明石国行

明石国行(あかしくにゆき)  

太刀
銘 国行(号 明石国行)
長さ76.5cm、反り3.03cm
国宝
日本美術刀剣保存協会所蔵

  • 国行の作中ではやや細身に属する。地鉄は小板目つみ、やや肌立ち、刃文は広直刃調に丁子を交え、刃中の働きが盛んなものである
  • 鎬造、庵棟、腰反高く踏張あり、鋒猪首。鍛小板目、地沸つく。刃文小乱丁子交り、足葉入り、小沸つく。帽子乱込み、小丸、僅かに掃かけ、彫表裏に棒樋、表掻流し、裏掻通し、表裏樋中腰に三鈷剣の浮彫がある。
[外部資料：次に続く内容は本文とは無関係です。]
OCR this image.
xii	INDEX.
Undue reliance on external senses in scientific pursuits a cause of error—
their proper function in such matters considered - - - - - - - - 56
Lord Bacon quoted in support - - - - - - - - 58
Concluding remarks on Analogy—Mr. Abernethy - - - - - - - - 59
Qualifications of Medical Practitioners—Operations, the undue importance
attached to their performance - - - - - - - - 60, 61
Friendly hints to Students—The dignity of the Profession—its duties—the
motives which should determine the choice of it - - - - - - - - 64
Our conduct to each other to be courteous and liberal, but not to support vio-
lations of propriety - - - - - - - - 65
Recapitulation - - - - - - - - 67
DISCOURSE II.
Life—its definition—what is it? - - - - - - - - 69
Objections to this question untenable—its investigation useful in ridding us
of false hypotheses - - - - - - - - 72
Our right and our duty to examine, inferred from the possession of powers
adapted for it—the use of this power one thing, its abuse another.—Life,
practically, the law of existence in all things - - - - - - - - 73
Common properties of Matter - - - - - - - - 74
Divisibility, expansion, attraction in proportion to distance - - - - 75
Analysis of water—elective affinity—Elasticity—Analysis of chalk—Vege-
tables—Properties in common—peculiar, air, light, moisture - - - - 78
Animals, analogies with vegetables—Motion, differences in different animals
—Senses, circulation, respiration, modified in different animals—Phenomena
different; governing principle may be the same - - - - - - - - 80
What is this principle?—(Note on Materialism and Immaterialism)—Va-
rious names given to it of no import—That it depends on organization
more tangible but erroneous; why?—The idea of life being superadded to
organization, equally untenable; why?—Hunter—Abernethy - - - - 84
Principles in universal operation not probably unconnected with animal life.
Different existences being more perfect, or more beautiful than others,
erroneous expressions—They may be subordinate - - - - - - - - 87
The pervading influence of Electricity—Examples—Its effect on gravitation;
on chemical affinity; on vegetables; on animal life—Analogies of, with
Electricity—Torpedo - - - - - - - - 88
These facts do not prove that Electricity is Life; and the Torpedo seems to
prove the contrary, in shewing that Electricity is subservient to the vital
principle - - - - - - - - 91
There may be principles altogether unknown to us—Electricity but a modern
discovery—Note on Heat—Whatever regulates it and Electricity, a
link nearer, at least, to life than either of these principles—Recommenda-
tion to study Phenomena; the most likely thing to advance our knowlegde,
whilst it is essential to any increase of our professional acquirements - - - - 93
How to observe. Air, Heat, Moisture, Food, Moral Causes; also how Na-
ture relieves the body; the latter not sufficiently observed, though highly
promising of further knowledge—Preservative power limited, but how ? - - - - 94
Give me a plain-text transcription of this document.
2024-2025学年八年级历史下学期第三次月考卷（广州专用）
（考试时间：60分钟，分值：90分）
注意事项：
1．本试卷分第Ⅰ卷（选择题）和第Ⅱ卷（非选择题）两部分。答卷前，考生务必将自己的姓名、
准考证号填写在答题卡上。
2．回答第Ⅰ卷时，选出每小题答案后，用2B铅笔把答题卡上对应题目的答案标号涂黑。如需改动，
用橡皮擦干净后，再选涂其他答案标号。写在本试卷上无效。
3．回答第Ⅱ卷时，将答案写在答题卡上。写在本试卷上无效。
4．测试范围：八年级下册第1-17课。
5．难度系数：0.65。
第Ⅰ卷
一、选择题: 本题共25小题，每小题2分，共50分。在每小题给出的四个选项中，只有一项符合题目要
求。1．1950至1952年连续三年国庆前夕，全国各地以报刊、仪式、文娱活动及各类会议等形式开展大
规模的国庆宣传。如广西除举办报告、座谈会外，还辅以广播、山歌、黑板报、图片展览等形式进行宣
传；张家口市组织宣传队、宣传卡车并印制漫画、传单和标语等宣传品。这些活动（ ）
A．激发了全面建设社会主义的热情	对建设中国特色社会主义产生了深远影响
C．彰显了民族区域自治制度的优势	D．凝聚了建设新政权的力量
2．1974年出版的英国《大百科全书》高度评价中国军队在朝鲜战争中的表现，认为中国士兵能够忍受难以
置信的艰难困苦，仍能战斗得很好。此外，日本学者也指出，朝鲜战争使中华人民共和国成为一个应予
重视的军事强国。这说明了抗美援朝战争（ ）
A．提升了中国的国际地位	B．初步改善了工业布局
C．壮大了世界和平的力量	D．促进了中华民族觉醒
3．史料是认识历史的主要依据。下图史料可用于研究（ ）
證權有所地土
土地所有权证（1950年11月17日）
茎生ぶ、栗尻、鎬目切、目釘孔3個、目釘孔の下、棟寄りに二字銘。
    長崎為基の佩刀「面影」が伝わり「明石国行」になったという説があるが、面影は三尺三寸の大太刀で、また「明石国行」は二尺五寸三分で磨上されていないため異なる。

由来  

  • 越前分家の明石松平家伝来のため「明石国行」の異名を持つ。

来歴  

  • 明石松平家に伝来。
    明石松平家は、結城秀康の6男直良が天和2年(1682年)に6万石で播州明石(兵庫県明石市)に転封されたのに始まる。8代藩主斉宣は11代将軍家斉の26男で、この時8万石に加増。さらに将軍家親族となったため、江戸城中での伺候席も「大廊下-下」へと格上げとなっている。
  • 昭和頃には株式会社ぎょうせいの中興の祖、藤沢乙安氏蔵となっている。
  • 昭和12年5月25日に重要文化財指定(旧国宝)。
  • 昭和15年紀元二千六百年奉祝名宝日本刀展覧会出展。
  • 昭和28年3月31日に国宝指定。
  • 藤沢氏の死後、日本美術刀剣保存協会にコレクションが寄贈された。
  • 現在は公益財団法人日本美術刀剣保存協会所蔵で、渋谷区代々木の「刀剣博物館」で見ることができる。

国宝指定  

文化庁データベースの方では、検索結果2件のうち上の指定番号(登録番号)「00100」が明石国行。
※もう1件の「太刀〈銘国行〉」(69.7cm、昭和29年3月20日国宝指定、指定番号00148)も同じ日本美術刀剣保存協会所蔵だが、こちらは来国行ではなく当麻派(たいま)の祖である国行作で備後福山藩の阿部家伝来。